Talvez seja o caso de promulgar uma nova lei proibindo os historiadores de negarem a escravidão no Brasil ou, quiçá, as perversidades nos navios negreiros. Para não parecer perseguição aos historiadores, uma outra lei proibiria os astrônomos de afirmarem a existência de outros mundos além do sistema solar e os matemáticos de estudarem os números complexos, afinal, não estão descritos em nenhum livro considerado sagrado. Ou ainda uma nova lei que proíba o ateísmo, em respeito ao credo alheio, e dê-lhe como punição a pena máxima, pois, afinal, esses indivíduos não passam de hereges que não temem aos deuses. E para manter a coerência filosófica, uma outra que proíba a divulgação dos símbolos judaicos, visto representarem diversos massacres históricos apresentados nos livros do Velho Testamento e o holocausto atual do povo palestino. Outra sugestão seria a proibição definitiva do ensino do evolucionismo darwinista nas escolas, pois agridem o credo de tantos e tantos, e como pena, que tal a fogueira? Assim teríamos os nossos giordanos brunos e galileus modernos, e a glória da fé estaria salva ao fazermos o Sol girar em torno da Terra e o homem originar-se do barro. Aos livros antigos e novos que ainda ousassem ensinar tais blasfêmias, o fogo nas praças, e assim teríamos também os nossos autos-de-fé. Aos artistas que quisessem expressar suas idéias, na forma que fosse, a prisão ou o degredo. Nossa sociedade estaria finalmente livre desse incômodo chamado liberdade, ainda que tardia. Seria tudo muito engraçado, se não fosse triste e representativo do nosso momento, mas, como ensinou o filósofo já citado, temos o direito sagrado do riso, até sobre nossas próprias mazelas filosóficas e morais.

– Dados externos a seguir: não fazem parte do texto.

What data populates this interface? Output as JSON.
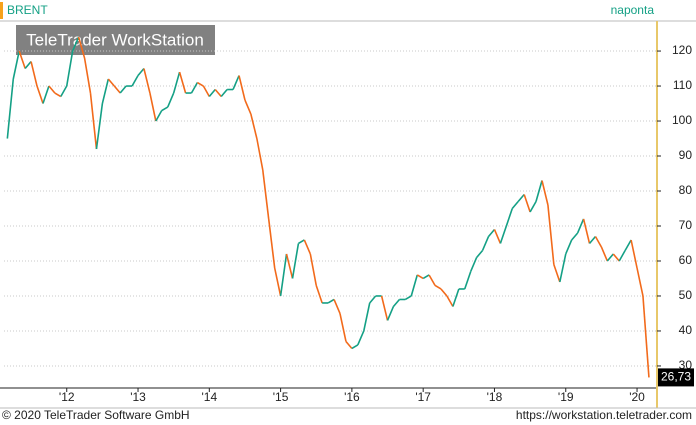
{
  "chart_data": {
    "type": "line",
    "title": "BRENT",
    "period": "naponta",
    "watermark": "TeleTrader WorkStation",
    "footer_left": "© 2020 TeleTrader Software GmbH",
    "footer_right": "https://workstation.teletrader.com",
    "up_color": "#14a085",
    "down_color": "#f26a1b",
    "x": [
      2011.167,
      2011.25,
      2011.333,
      2011.417,
      2011.5,
      2011.583,
      2011.667,
      2011.75,
      2011.833,
      2011.917,
      2012.0,
      2012.083,
      2012.167,
      2012.25,
      2012.333,
      2012.417,
      2012.5,
      2012.583,
      2012.667,
      2012.75,
      2012.833,
      2012.917,
      2013.0,
      2013.083,
      2013.167,
      2013.25,
      2013.333,
      2013.417,
      2013.5,
      2013.583,
      2013.667,
      2013.75,
      2013.833,
      2013.917,
      2014.0,
      2014.083,
      2014.167,
      2014.25,
      2014.333,
      2014.417,
      2014.5,
      2014.583,
      2014.667,
      2014.75,
      2014.833,
      2014.917,
      2015.0,
      2015.083,
      2015.167,
      2015.25,
      2015.333,
      2015.417,
      2015.5,
      2015.583,
      2015.667,
      2015.75,
      2015.833,
      2015.917,
      2016.0,
      2016.083,
      2016.167,
      2016.25,
      2016.333,
      2016.417,
      2016.5,
      2016.583,
      2016.667,
      2016.75,
      2016.833,
      2016.917,
      2017.0,
      2017.083,
      2017.167,
      2017.25,
      2017.333,
      2017.417,
      2017.5,
      2017.583,
      2017.667,
      2017.75,
      2017.833,
      2017.917,
      2018.0,
      2018.083,
      2018.167,
      2018.25,
      2018.333,
      2018.417,
      2018.5,
      2018.583,
      2018.667,
      2018.75,
      2018.833,
      2018.917,
      2019.0,
      2019.083,
      2019.167,
      2019.25,
      2019.333,
      2019.417,
      2019.5,
      2019.583,
      2019.667,
      2019.75,
      2019.833,
      2019.917,
      2020.0,
      2020.083,
      2020.167
    ],
    "values": [
      95,
      112,
      120,
      115,
      117,
      110,
      105,
      110,
      108,
      107,
      110,
      120,
      124,
      118,
      108,
      92,
      105,
      112,
      110,
      108,
      110,
      110,
      113,
      115,
      108,
      100,
      103,
      104,
      108,
      114,
      108,
      108,
      111,
      110,
      107,
      109,
      107,
      109,
      109,
      113,
      106,
      102,
      95,
      86,
      72,
      58,
      50,
      62,
      55,
      65,
      66,
      62,
      53,
      48,
      48,
      49,
      45,
      37,
      35,
      36,
      40,
      48,
      50,
      50,
      43,
      47,
      49,
      49,
      50,
      56,
      55,
      56,
      53,
      52,
      50,
      47,
      52,
      52,
      57,
      61,
      63,
      67,
      69,
      65,
      70,
      75,
      77,
      79,
      74,
      77,
      83,
      76,
      59,
      54,
      62,
      66,
      68,
      72,
      65,
      67,
      64,
      60,
      62,
      60,
      63,
      66,
      58,
      50,
      26.73
    ],
    "last_price": {
      "value": 26.73,
      "label": "26,73"
    },
    "xlim": [
      2011.12,
      2020.28
    ],
    "xticks": [
      {
        "value": 2012,
        "label": "'12"
      },
      {
        "value": 2013,
        "label": "'13"
      },
      {
        "value": 2014,
        "label": "'14"
      },
      {
        "value": 2015,
        "label": "'15"
      },
      {
        "value": 2016,
        "label": "'16"
      },
      {
        "value": 2017,
        "label": "'17"
      },
      {
        "value": 2018,
        "label": "'18"
      },
      {
        "value": 2019,
        "label": "'19"
      },
      {
        "value": 2020,
        "label": "'20"
      }
    ],
    "ylim": [
      23.7,
      128.3
    ],
    "yticks": [
      30,
      40,
      50,
      60,
      70,
      80,
      90,
      100,
      110,
      120
    ],
    "grid": true
  }
}
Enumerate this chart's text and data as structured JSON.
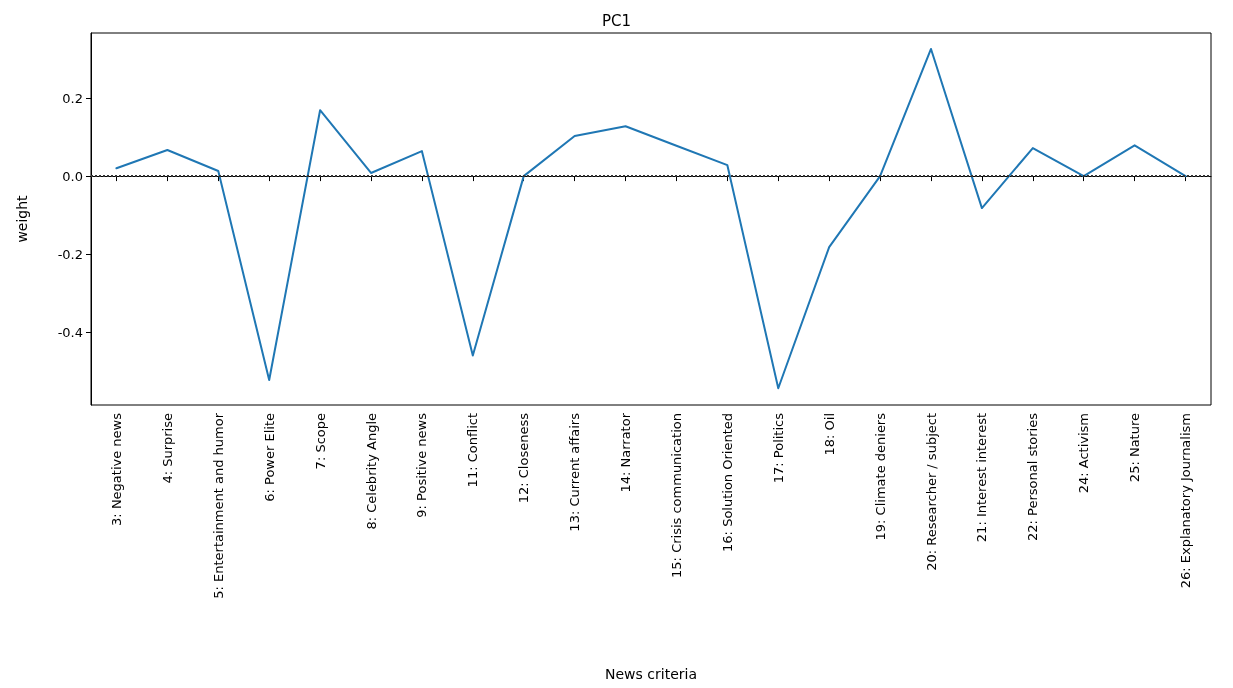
{
  "chart_data": {
    "type": "line",
    "title": "PC1",
    "xlabel": "News criteria",
    "ylabel": "weight",
    "categories": [
      "3: Negative news",
      "4: Surprise",
      "5: Entertainment and humor",
      "6: Power Elite",
      "7: Scope",
      "8: Celebrity Angle",
      "9: Positive news",
      "11: Conflict",
      "12: Closeness",
      "13: Current affairs",
      "14: Narrator",
      "15: Crisis communication",
      "16: Solution Oriented",
      "17: Politics",
      "18: Oil",
      "19: Climate deniers",
      "20: Researcher / subject",
      "21: Interest interest",
      "22: Personal stories",
      "24: Activism",
      "25: Nature",
      "26: Explanatory Journalism"
    ],
    "series": [
      {
        "color": "#1f77b4",
        "values": [
          0.02,
          0.067,
          0.013,
          -0.523,
          0.169,
          0.008,
          0.064,
          -0.46,
          0.0,
          0.103,
          0.128,
          0.078,
          0.028,
          -0.544,
          -0.182,
          0.0,
          0.326,
          -0.082,
          0.072,
          0.0,
          0.079,
          0.0
        ]
      }
    ],
    "ylim": [
      -0.587,
      0.367
    ],
    "yticks": [
      -0.4,
      -0.2,
      {
        "value": 0,
        "label": "0.0"
      },
      0.2
    ],
    "ref_lines": [
      {
        "axis": "y",
        "value": 0,
        "color": "#333333",
        "line_style": "dotted"
      }
    ],
    "grid": false,
    "marker": "none",
    "line_style": "solid"
  }
}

A censura obscurantista sempre está ao lado do fanatismo, seja ele político, religioso ou ideológico, e o fanatismo é o oposto da tolerância, aliás, relação já apontada por Voltaire, que tanto sofreu com a intolerância política e religiosa, e, para ele, “o melhor meio para diminuir o número dos maníacos, se é que permanecem, é confiar essa doença do espírito ao regime da razão, que lenta mas infalivelmente ilumina os homens”. Ave Voltaire!